Un momento de una profunda desolación. La muerte de Alfonso, tan temprana, inesperada e injusta, nos había arrebatado a un ser querido, a un amigo, a un confidente. La lluvia, como un espejo de nuestro dolor, amplificaba la tristeza que nos consumía.
Mientras las horas transcurrían lentas y agónicas, la lluvia continuaba su incesante llanto. Era como si el cielo se negara a aceptar la partida de Alfonso, como si las nubes quisieran lavar con sus lágrimas la pena que nos inundaba.
Al final, la tormenta se calmó, dejando paso a un cielo gris y plomizo. La casa, empapada y dolorida, era un reflejo del vacío que Alfonso había dejado en nuestras vidas. Sin embargo, su recuerdo, como un faro en la oscuridad, seguirá iluminando nuestro camino. Esa misma tarde, fue sepultado en el cementerio de Itagüí.

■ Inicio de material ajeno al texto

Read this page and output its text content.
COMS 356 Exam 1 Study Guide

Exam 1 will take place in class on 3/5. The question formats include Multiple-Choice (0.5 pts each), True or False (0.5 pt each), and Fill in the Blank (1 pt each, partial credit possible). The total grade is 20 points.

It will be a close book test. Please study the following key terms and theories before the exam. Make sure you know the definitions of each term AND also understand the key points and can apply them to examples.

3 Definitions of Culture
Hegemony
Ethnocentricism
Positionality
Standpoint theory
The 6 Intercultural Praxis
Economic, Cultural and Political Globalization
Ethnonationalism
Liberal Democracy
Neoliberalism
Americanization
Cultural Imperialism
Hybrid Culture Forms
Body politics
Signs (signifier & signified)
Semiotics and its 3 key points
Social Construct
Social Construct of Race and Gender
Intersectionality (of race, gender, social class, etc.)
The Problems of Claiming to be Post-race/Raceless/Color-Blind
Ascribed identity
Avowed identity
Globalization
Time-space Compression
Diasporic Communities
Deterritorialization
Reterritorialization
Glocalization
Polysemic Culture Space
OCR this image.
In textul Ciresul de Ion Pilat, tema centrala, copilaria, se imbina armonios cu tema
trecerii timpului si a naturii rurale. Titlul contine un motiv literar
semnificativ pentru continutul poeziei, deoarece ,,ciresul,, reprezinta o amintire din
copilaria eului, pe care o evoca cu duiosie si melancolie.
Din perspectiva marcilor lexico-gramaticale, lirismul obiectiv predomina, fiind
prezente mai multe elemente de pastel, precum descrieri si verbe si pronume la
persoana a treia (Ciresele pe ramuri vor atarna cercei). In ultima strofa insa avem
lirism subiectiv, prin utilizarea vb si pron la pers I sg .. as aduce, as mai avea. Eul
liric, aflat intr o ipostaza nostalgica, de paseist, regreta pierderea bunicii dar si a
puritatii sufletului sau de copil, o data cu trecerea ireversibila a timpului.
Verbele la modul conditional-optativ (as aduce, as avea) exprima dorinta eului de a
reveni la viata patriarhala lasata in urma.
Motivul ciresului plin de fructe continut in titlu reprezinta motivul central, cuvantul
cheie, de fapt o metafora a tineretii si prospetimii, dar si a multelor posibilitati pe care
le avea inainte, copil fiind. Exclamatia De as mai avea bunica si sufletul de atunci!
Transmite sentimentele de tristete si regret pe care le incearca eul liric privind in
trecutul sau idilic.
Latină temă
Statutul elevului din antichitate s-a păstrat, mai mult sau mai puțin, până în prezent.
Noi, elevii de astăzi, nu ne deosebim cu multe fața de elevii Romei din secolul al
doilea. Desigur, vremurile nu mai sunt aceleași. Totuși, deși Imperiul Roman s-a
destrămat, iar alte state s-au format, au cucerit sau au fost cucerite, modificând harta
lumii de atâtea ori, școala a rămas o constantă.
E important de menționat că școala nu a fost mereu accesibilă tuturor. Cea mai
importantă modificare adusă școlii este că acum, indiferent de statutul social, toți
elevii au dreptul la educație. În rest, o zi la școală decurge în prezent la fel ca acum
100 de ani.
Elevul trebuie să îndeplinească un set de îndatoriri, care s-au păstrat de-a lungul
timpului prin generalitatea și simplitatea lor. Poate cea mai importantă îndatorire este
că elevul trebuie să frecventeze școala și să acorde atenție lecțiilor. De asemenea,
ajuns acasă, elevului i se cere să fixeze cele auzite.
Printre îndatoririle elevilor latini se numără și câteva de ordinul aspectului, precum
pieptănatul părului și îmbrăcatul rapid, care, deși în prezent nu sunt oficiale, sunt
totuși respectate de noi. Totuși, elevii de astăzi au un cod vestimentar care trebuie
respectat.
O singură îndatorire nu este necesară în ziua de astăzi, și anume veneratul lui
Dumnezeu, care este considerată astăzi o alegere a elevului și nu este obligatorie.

Pese al breve tiempo compartido, Alfonso nos legó recuerdos imborrables. Un episodio inolvidable fue cuando nos llevó a Francisco y a mi al estadio para presenciar el duelo entre Nacional y Tolima, una tarde bañada por el sol de 1965 que cimentó nuestro amor eterno por el fútbol. Francisco y yo, divididos en nuestra afición por Medellín y Nacional, encontramos en ese partido una fuente de alegría y unión fraterna, un recuerdo que, como un faro, nos guía a través de la nostalgia y el afecto que perdura más allá del tiempo y la ausencia de Alfonso.
La fragilidad de la vida
En la noche silente, entre suspiros y estrellas brillantes,
la vida se desvanece, como pétalos en el viento errante.
En la ausencia se siente, el dolor que agobia y aturde,
la muerte acecha, sin pausa, en su danza indolente.
Como hojas en el otoño, danzamos sin rumbo fijo,
la fragilidad nos abraza, como un manto frío.
En el tejido del tiempo, se entretejen los recuerdos,
cada lágrima es un eco, de momentos ya perdidos.
¿Qué somos sino polvo cósmico en el vasto universo?
¿Qué somos sino sueños, en un eterno curso?
En la sombra de la partida, hallamos nuevos destinos,
la esencia de la vida, en sus giros infinitos.
En el susurro del adiós, se avista un nuevo amanecer,
los recuerdos se entrelazan, en un eterno renacer.
Cada despedida es un vuelo, hacia la luz del mañana,
la fragilidad de la vida, en cada dulce ventana.
Don Abel, tu conmovedor escrito, nos demuestra, la valentía de tu madre y el buen recuerdo que aunque con dificultades económicas, todo se supera con el amor familiar, considero que todos estos episodios lo hacen a uno más fuerte y a valorar cada día la unión familiar y el esfuerzo para salir adelante, cuando eras niño cuando te imaginabas que tu futuro fuera en el exterior y más aún en un país Como Canadá. Muy muy bueno tu relato.